The change is expected next fall when Parliament resumes following the summer break, Natural Resources Minister Joe Oliver told a major nuclear conference on Monday.

The legislation will also broaden the number of categories for which civil damages compensation may be sought and improve the procedures for delivering it, he said.

Nuclear operators will still be absolutely and exclusively liable for nuclear damage, with no need to prove fault.

Canada also plans to join the International Atomic Energy Agency's convention on supplementary compensation for nuclear damage, which would add another $450 million to the compensation pool by drawing on additional funds from member countries, said Oliver.

"Our government is committed to a strong and sustainable nuclear industry," Oliver said told the 34th annual conference of the Canadian Nuclear Society.

"We will bring forward legislation in the coming months to strengthen Canada's nuclear liability regime above most international standards."

The current $75-million liability cap has long been considered completely outdated, and critics says the proposed billion-dollar ceiling isn't nearly high enough.

"Increasing nuclear liability to $1 billion dollars may sound adequate but it's not," said John Bennett, executive director of the Sierra Club Canada.

"The cost of the Fukushima Daiichi nuclear power plant in March 2011 is $250 billion and still rising."

The Harper government tried repeatedly to raise the liability cap to $650 million, while giving the minister room to increase the ceiling in future. The bills all failed in Parliament.

The liability limit is a controversial policy. Environmentalists want unlimited liability, but nuclear proponents say that would encourage a company involved in an accident to declare bankruptcy and walk away, leaving governments on the hook.

"Recent developments may warrant that the amount of $650 million be re-examined," says a government consultation paper obtained by Greenpeace.

The document cites the Fukushima accident and the 2010 oil spill in the Gulf of Mexico, as well as moves by other countries to significantly increase operator liability.

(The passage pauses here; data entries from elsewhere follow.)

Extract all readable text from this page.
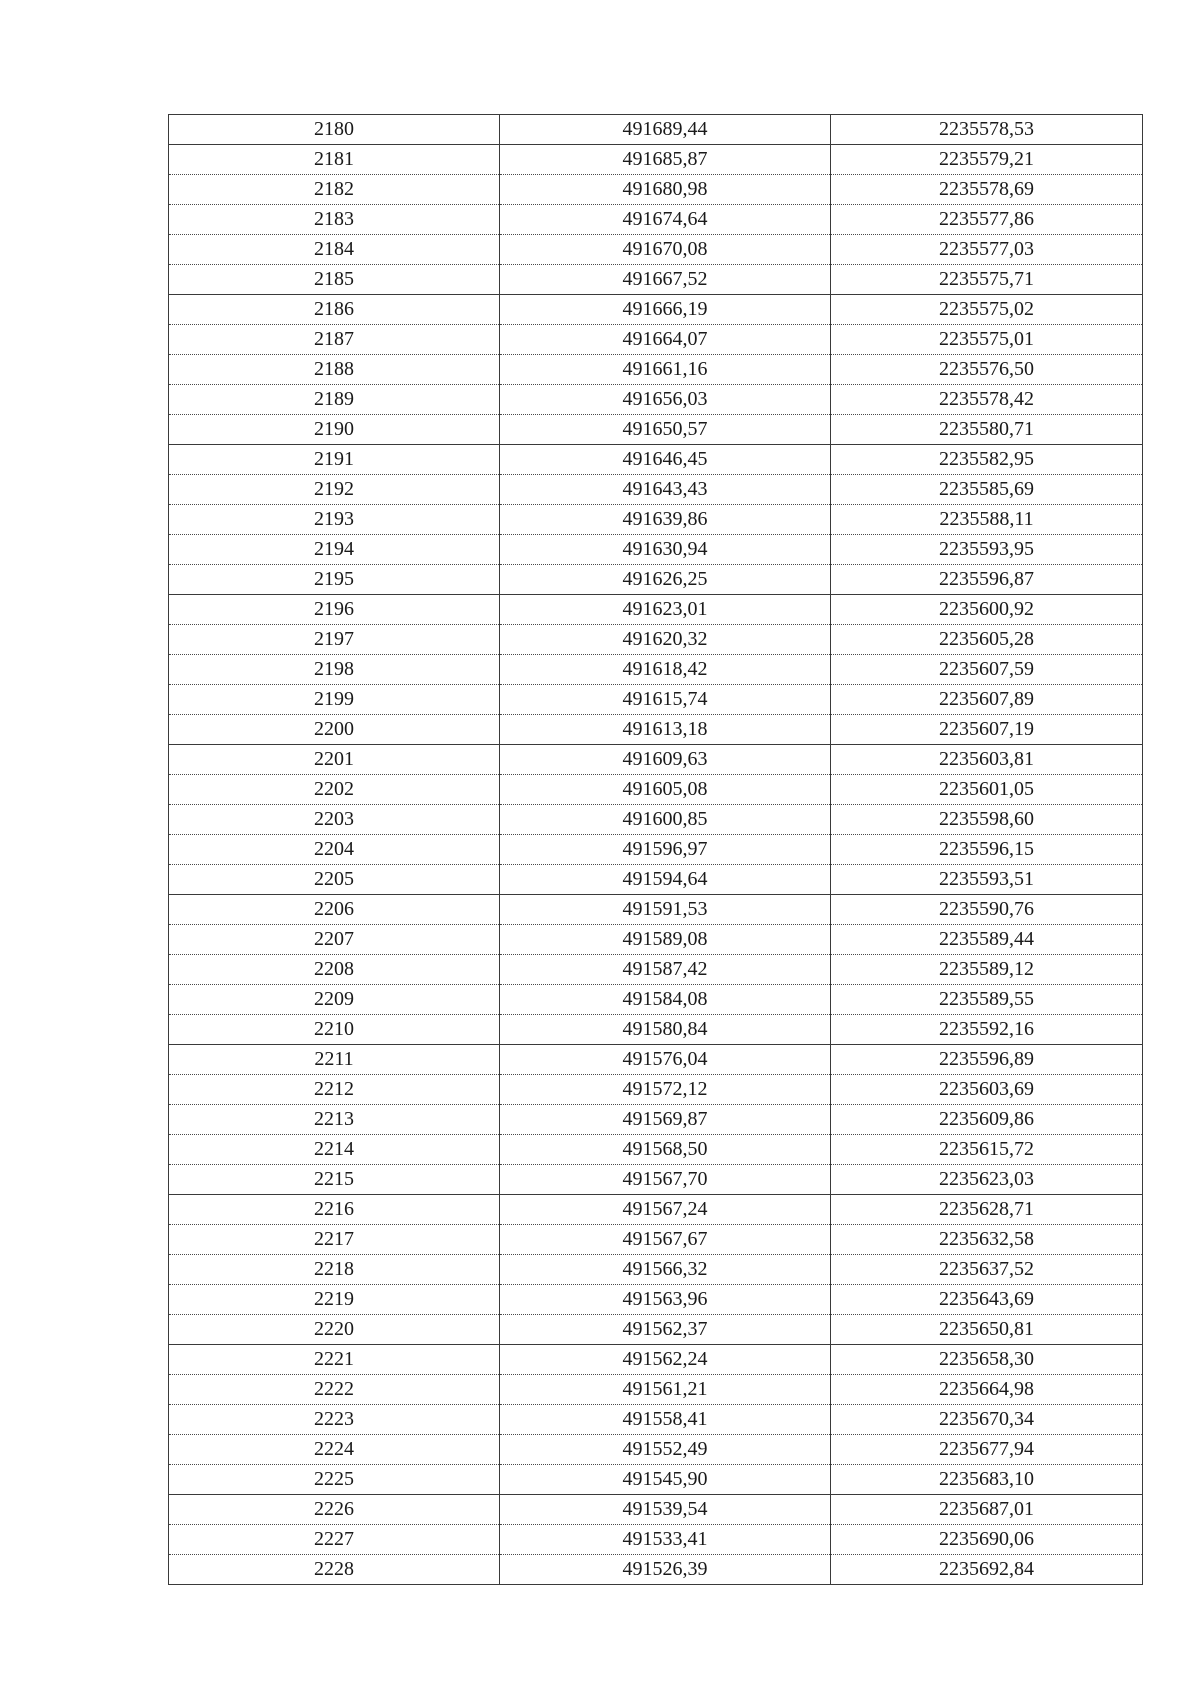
2180	491689,44	2235578,53
2181	491685,87	2235579,21
2182	491680,98	2235578,69
2183	491674,64	2235577,86
2184	491670,08	2235577,03
2185	491667,52	2235575,71
2186	491666,19	2235575,02
2187	491664,07	2235575,01
2188	491661,16	2235576,50
2189	491656,03	2235578,42
2190	491650,57	2235580,71
2191	491646,45	2235582,95
2192	491643,43	2235585,69
2193	491639,86	2235588,11
2194	491630,94	2235593,95
2195	491626,25	2235596,87
2196	491623,01	2235600,92
2197	491620,32	2235605,28
2198	491618,42	2235607,59
2199	491615,74	2235607,89
2200	491613,18	2235607,19
2201	491609,63	2235603,81
2202	491605,08	2235601,05
2203	491600,85	2235598,60
2204	491596,97	2235596,15
2205	491594,64	2235593,51
2206	491591,53	2235590,76
2207	491589,08	2235589,44
2208	491587,42	2235589,12
2209	491584,08	2235589,55
2210	491580,84	2235592,16
2211	491576,04	2235596,89
2212	491572,12	2235603,69
2213	491569,87	2235609,86
2214	491568,50	2235615,72
2215	491567,70	2235623,03
2216	491567,24	2235628,71
2217	491567,67	2235632,58
2218	491566,32	2235637,52
2219	491563,96	2235643,69
2220	491562,37	2235650,81
2221	491562,24	2235658,30
2222	491561,21	2235664,98
2223	491558,41	2235670,34
2224	491552,49	2235677,94
2225	491545,90	2235683,10
2226	491539,54	2235687,01
2227	491533,41	2235690,06
2228	491526,39	2235692,84
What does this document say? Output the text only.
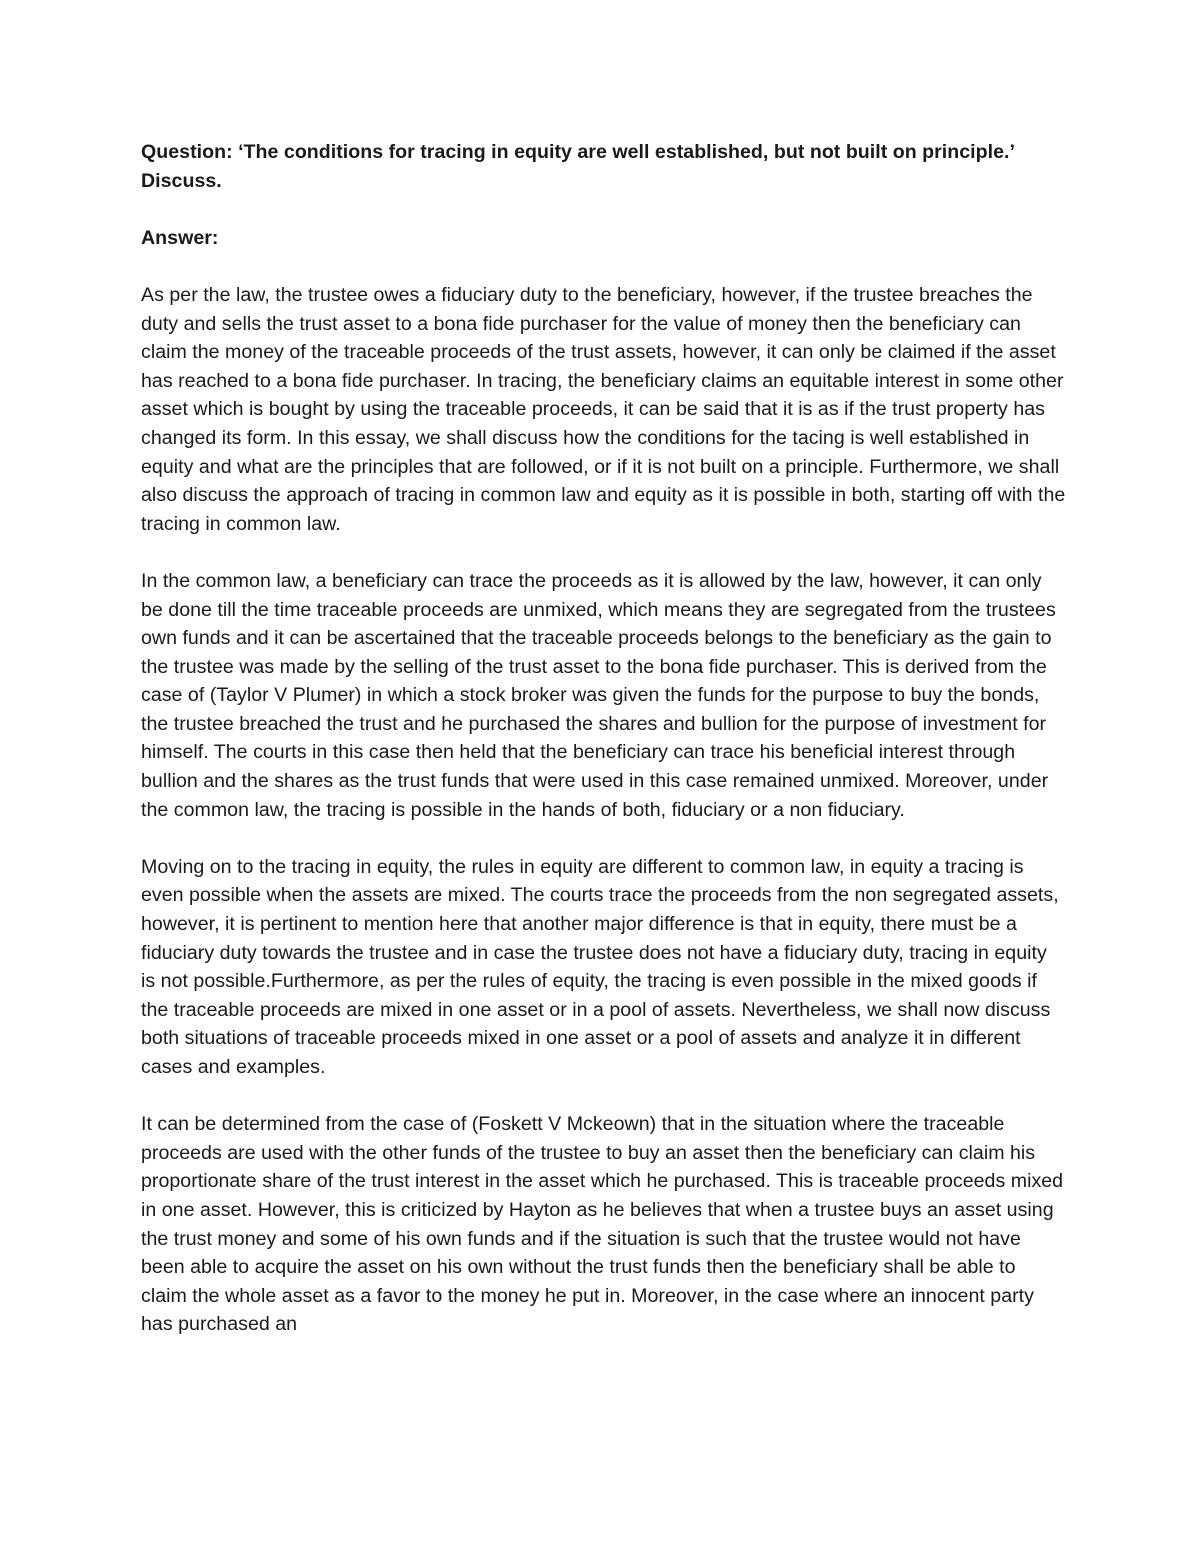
Question: ‘The conditions for tracing in equity are well established, but not built on principle.’ Discuss.

Answer:

As per the law, the trustee owes a fiduciary duty to the beneficiary, however, if the trustee breaches the duty and sells the trust asset to a bona fide purchaser for the value of money then the beneficiary can claim the money of the traceable proceeds of the trust assets, however, it can only be claimed if the asset has reached to a bona fide purchaser. In tracing, the beneficiary claims an equitable interest in some other asset which is bought by using the traceable proceeds, it can be said that it is as if the trust property has changed its form. In this essay, we shall discuss how the conditions for the tacing is well established in equity and what are the principles that are followed, or if it is not built on a principle. Furthermore, we shall also discuss the approach of tracing in common law and equity as it is possible in both, starting off with the tracing in common law.

In the common law, a beneficiary can trace the proceeds as it is allowed by the law, however, it can only be done till the time traceable proceeds are unmixed, which means they are segregated from the trustees own funds and it can be ascertained that the traceable proceeds belongs to the beneficiary as the gain to the trustee was made by the selling of the trust asset to the bona fide purchaser. This is derived from the case of (Taylor V Plumer) in which a stock broker was given the funds for the purpose to buy the bonds, the trustee breached the trust and he purchased the shares and bullion for the purpose of investment for himself. The courts in this case then held that the beneficiary can trace his beneficial interest through bullion and the shares as the trust funds that were used in this case remained unmixed. Moreover, under the common law, the tracing is possible in the hands of both, fiduciary or a non fiduciary.

Moving on to the tracing in equity, the rules in equity are different to common law, in equity a tracing is even possible when the assets are mixed. The courts trace the proceeds from the non segregated assets, however, it is pertinent to mention here that another major difference is that in equity, there must be a fiduciary duty towards the trustee and in case the trustee does not have a fiduciary duty, tracing in equity is not possible.Furthermore, as per the rules of equity, the tracing is even possible in the mixed goods if the traceable proceeds are mixed in one asset or in a pool of assets. Nevertheless, we shall now discuss both situations of traceable proceeds mixed in one asset or a pool of assets and analyze it in different cases and examples.

It can be determined from the case of (Foskett V Mckeown) that in the situation where the traceable proceeds are used with the other funds of the trustee to buy an asset then the beneficiary can claim his proportionate share of the trust interest in the asset which he purchased. This is traceable proceeds mixed in one asset. However, this is criticized by Hayton as he believes that when a trustee buys an asset using the trust money and some of his own funds and if the situation is such that the trustee would not have been able to acquire the asset on his own without the trust funds then the beneficiary shall be able to claim the whole asset as a favor to the money he put in. Moreover, in the case where an innocent party has purchased an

International norms have shifted since the $650-million cap was last proposed, the paper said.

Canadian nuclear operators have not opposed a higher cap. Their discussion has been around how to pool resources to create a substantial insurance fund and how to do that gradually so as not to shock the bottom line.

The policy document suggests Ottawa has not seriously considered unlimited liability.

"Even if an operator has significant assets, allowing a power utility to become insolvent may not be in a country's best interests," the paper says in a footnote, pointing to the Japanese government's need to inject public money into the Fukushima utility so that it wouldn't collapse under compensation claims.

But critics say anything except unlimited liability subsidizes the nuclear industry.

"Increasing the cap only decreases the subsidy; it does not eliminate it," Joel Wood, a senior research economist at the Fraser Institute wrote in a 2011 analysis.

"The government of Canada should proceed with legislation that removes the liability cap entirely rather than legislation that maintains it, or increases it to be harmonious with other jurisdictions."

Greenpeace, which has harshly criticized the government for failing to consult beyond industry for the most recent version of its legislation, condemned Oliver's announcement.

"Yet another law the Conservatives have concocted in the backrooms with companies that profit from pollution," said Shawn-Patrick Stensil, Greenpeace Canada's nuclear campaigner.

"A key lesson of the Fukushima disaster is we need to make all nuclear companies responsible for the risks they create."